Parmi ses tableaux rarissimes, un important triptyque, celui de la famille Booth, représente en partie centrale la Résurrection de Lazare. Il provient de la Grande Église Saint-Jacques de La Haye. De façon somme toute assez exceptionnelle, le tableau a survécu à la « révolte des Iconoclastes ». Il a conservé son encadrement d’origine, faisant de lui l’un des tous derniers tableaux d’autels hollandais du XVIe siècle à être parvenu complet jusqu’à nous.

La peinture du Siècle d’Or hollandais

La collectionneuse a cultivé une véritable prédilection pour l’art septentrional, surtout celui du siècle d’Or.

Une des œuvres majeures de Salomon van Ruysdael (1602-1670) intitulée « Ruines de l’abbaye d’Egmond » figure dans la présentation  et aussi  l’un des plus beaux tableaux  d’Emanuel de Witte (1617-1692),  « Intérieur d’église imaginaire aux moines », dont le  rendu subtil de la lumière restitue l’atmosphère de silence de cette peinture de dévotion.

L’art flamand et les chefs-d’œuvre de l’école anversoise

Quelques tableaux importants illustrent le maniérisme qui s’est développé en Flandres et en Hollande, telles la « Madeleine en prière » attribué à Jean Massys ou les « Vierges sages et des vierges folles » de l’anversois Maerten de Vos (1532-1603) aux coloris précieux et aux formes élégantes et contournées.

La peinture italienne redécouverte

Un peu oubliée durant un moment, la collection italienne est remise en avant depuis quelques années, à la faveur de quelques découvertes et réattributions.
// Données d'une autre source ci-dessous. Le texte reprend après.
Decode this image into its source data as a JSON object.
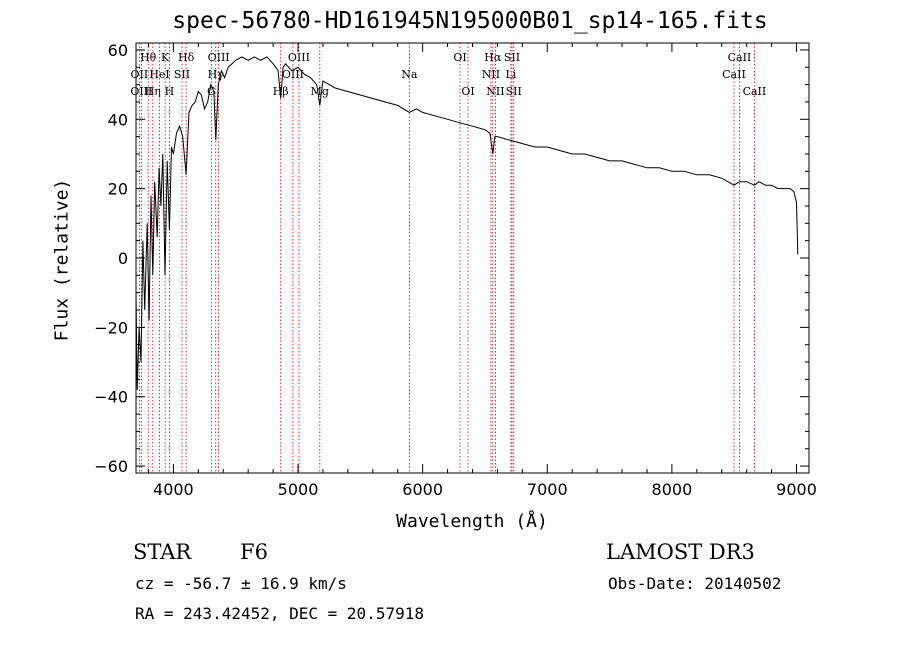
{
  "figure": {
    "title": "spec-56780-HD161945N195000B01_sp14-165.fits",
    "class_label": "STAR",
    "subclass_label": "F6",
    "survey_label": "LAMOST DR3",
    "cz_text": "cz = -56.7 ± 16.9 km/s",
    "obs_date_text": "Obs-Date: 20140502",
    "coords_text": "RA = 243.42452, DEC =  20.57918"
  },
  "chart_data": {
    "type": "line",
    "title": "spec-56780-HD161945N195000B01_sp14-165.fits",
    "xlabel": "Wavelength (Å)",
    "ylabel": "Flux (relative)",
    "xlim": [
      3700,
      9100
    ],
    "ylim": [
      -62,
      62
    ],
    "xticks": [
      4000,
      5000,
      6000,
      7000,
      8000,
      9000
    ],
    "yticks": [
      -60,
      -40,
      -20,
      0,
      20,
      40,
      60
    ],
    "series": [
      {
        "name": "flux",
        "x": [
          3700,
          3710,
          3725,
          3740,
          3755,
          3770,
          3790,
          3805,
          3820,
          3835,
          3850,
          3870,
          3885,
          3900,
          3915,
          3933,
          3950,
          3968,
          3985,
          4000,
          4025,
          4050,
          4075,
          4102,
          4125,
          4150,
          4175,
          4200,
          4225,
          4250,
          4275,
          4300,
          4325,
          4340,
          4360,
          4385,
          4410,
          4440,
          4470,
          4500,
          4550,
          4600,
          4650,
          4700,
          4750,
          4800,
          4840,
          4861,
          4880,
          4900,
          4950,
          5000,
          5050,
          5100,
          5150,
          5175,
          5200,
          5250,
          5300,
          5400,
          5500,
          5600,
          5700,
          5800,
          5893,
          5950,
          6000,
          6100,
          6200,
          6300,
          6400,
          6500,
          6540,
          6563,
          6580,
          6600,
          6700,
          6800,
          6900,
          7000,
          7100,
          7200,
          7300,
          7400,
          7500,
          7600,
          7700,
          7800,
          7900,
          8000,
          8100,
          8200,
          8300,
          8400,
          8498,
          8542,
          8600,
          8662,
          8700,
          8750,
          8800,
          8850,
          8900,
          8950,
          8980,
          9000,
          9010
        ],
        "y": [
          -10,
          -38,
          -20,
          -30,
          5,
          -15,
          10,
          -18,
          18,
          -5,
          22,
          6,
          26,
          15,
          30,
          -5,
          28,
          8,
          32,
          30,
          36,
          38,
          35,
          24,
          42,
          44,
          45,
          48,
          47,
          43,
          45,
          50,
          48,
          34,
          50,
          54,
          52,
          55,
          56,
          57,
          58,
          57,
          58,
          57,
          58,
          56,
          54,
          46,
          55,
          56,
          54,
          55,
          53,
          52,
          50,
          44,
          51,
          50,
          49,
          48,
          47,
          46,
          45,
          44,
          42,
          43,
          42,
          41,
          40,
          39,
          38,
          37,
          36,
          30,
          35,
          35,
          34,
          33,
          32,
          32,
          31,
          30,
          30,
          29,
          28,
          28,
          27,
          26,
          26,
          25,
          25,
          24,
          24,
          23,
          21,
          22,
          22,
          21,
          22,
          21,
          21,
          20,
          20,
          20,
          19,
          16,
          1
        ]
      }
    ],
    "line_markers": [
      {
        "label": "Hθ",
        "x": 3798,
        "row": 0
      },
      {
        "label": "OII",
        "x": 3727,
        "row": 1
      },
      {
        "label": "OIII",
        "x": 3743,
        "row": 2
      },
      {
        "label": "HeI",
        "x": 3889,
        "row": 1
      },
      {
        "label": "Hη",
        "x": 3835,
        "row": 2
      },
      {
        "label": "K",
        "x": 3934,
        "row": 0
      },
      {
        "label": "SII",
        "x": 4069,
        "row": 1
      },
      {
        "label": "H",
        "x": 3968,
        "row": 2
      },
      {
        "label": "Hδ",
        "x": 4102,
        "row": 0
      },
      {
        "label": "OIII",
        "x": 4363,
        "row": 0
      },
      {
        "label": "Hγ",
        "x": 4340,
        "row": 1
      },
      {
        "label": "G",
        "x": 4305,
        "row": 2
      },
      {
        "label": "OIII",
        "x": 5007,
        "row": 0
      },
      {
        "label": "OIII",
        "x": 4959,
        "row": 1
      },
      {
        "label": "Hβ",
        "x": 4861,
        "row": 2
      },
      {
        "label": "Mg",
        "x": 5175,
        "row": 2
      },
      {
        "label": "Na",
        "x": 5893,
        "row": 1
      },
      {
        "label": "OI",
        "x": 6300,
        "row": 0
      },
      {
        "label": "OI",
        "x": 6364,
        "row": 2
      },
      {
        "label": "Hα",
        "x": 6563,
        "row": 0
      },
      {
        "label": "SII",
        "x": 6717,
        "row": 0
      },
      {
        "label": "NII",
        "x": 6548,
        "row": 1
      },
      {
        "label": "Li",
        "x": 6708,
        "row": 1
      },
      {
        "label": "NII",
        "x": 6584,
        "row": 2
      },
      {
        "label": "SII",
        "x": 6731,
        "row": 2
      },
      {
        "label": "CaII",
        "x": 8542,
        "row": 0
      },
      {
        "label": "CaII",
        "x": 8498,
        "row": 1
      },
      {
        "label": "CaII",
        "x": 8662,
        "row": 2
      }
    ]
  }
}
Le musée possède une Annonciation du maitre du Caravage, Simone Peterzano qui montre une forte influence titianesque.

Plusieurs tableaux montre la vigueur des écoles romaines et vénitiennes, avec quelques beaux ajouts florentins telle la Charité, réalisé par un peintre de l’entourage de Salviati. Enfin une pièce emblématique de la collection est à découvrir avec Orphée charmant les animaux, toile spectaculaire par son format et son rendu. Œuvre de Sinibaldo Scorza, c’est la seule œuvre du peintre visible dans une collection publique française.

Le brillant XVIIIe siècle français

La collection de peintures françaises s’étend du XVIIe au XIXe siècle et touche plusieurs genres différents. Elle fait preuve d’une belle densité pour le XVIIIe siècle, avec notamment le portrait de madame Adélaïde par Elisabeth Vigée-Lebrun.

En marge de cette collection des Lumières, on trouve également de la peinture du Grand Siècle :  le Panier de prunes de Pierre Dupuis (1610-1682) surprend et étonne. Sa technique picturale virtuose et sa précision, laissent s’exprimer un charme et un réalisme intemporel.

L’archéologie locale

Le musée présente un département d’archéologie locale tout à fait intéressant dont la plupart des pièces proviennent d’une localité proche, Versigny. Plusieurs pièces de l’époque paléolithique, dont des dents et mâchoires de mammouth laineux et des cornes d’aurochs sont visibles.

L’Antiquité gallo-romaine est largement représentée dans les collections avec des monnaies romaines, certaines pièces tardives présentent un échantillonnage intéressant de portraits d’empereurs gaulois. Les céramiques très présentes montrent une forte romanisation du territoire, avec des poteries sigillées et des poteries plus communes : assiettes, marmite… De l’héritage gallo-romain de la région nous viennent de petites pièces de bronze : avec des bijoux (dont une intéressante bague-clef), des fibules à décor géométriques ou animaliers et des figurines en bronze. Parmi ses figurines, on remarque une représentation unique au monde d’un crupellarius (gladiateur cuirassé équipé d’armes gauloises) qu’on ne connaît guère autrement que par les textes latins (Tacite).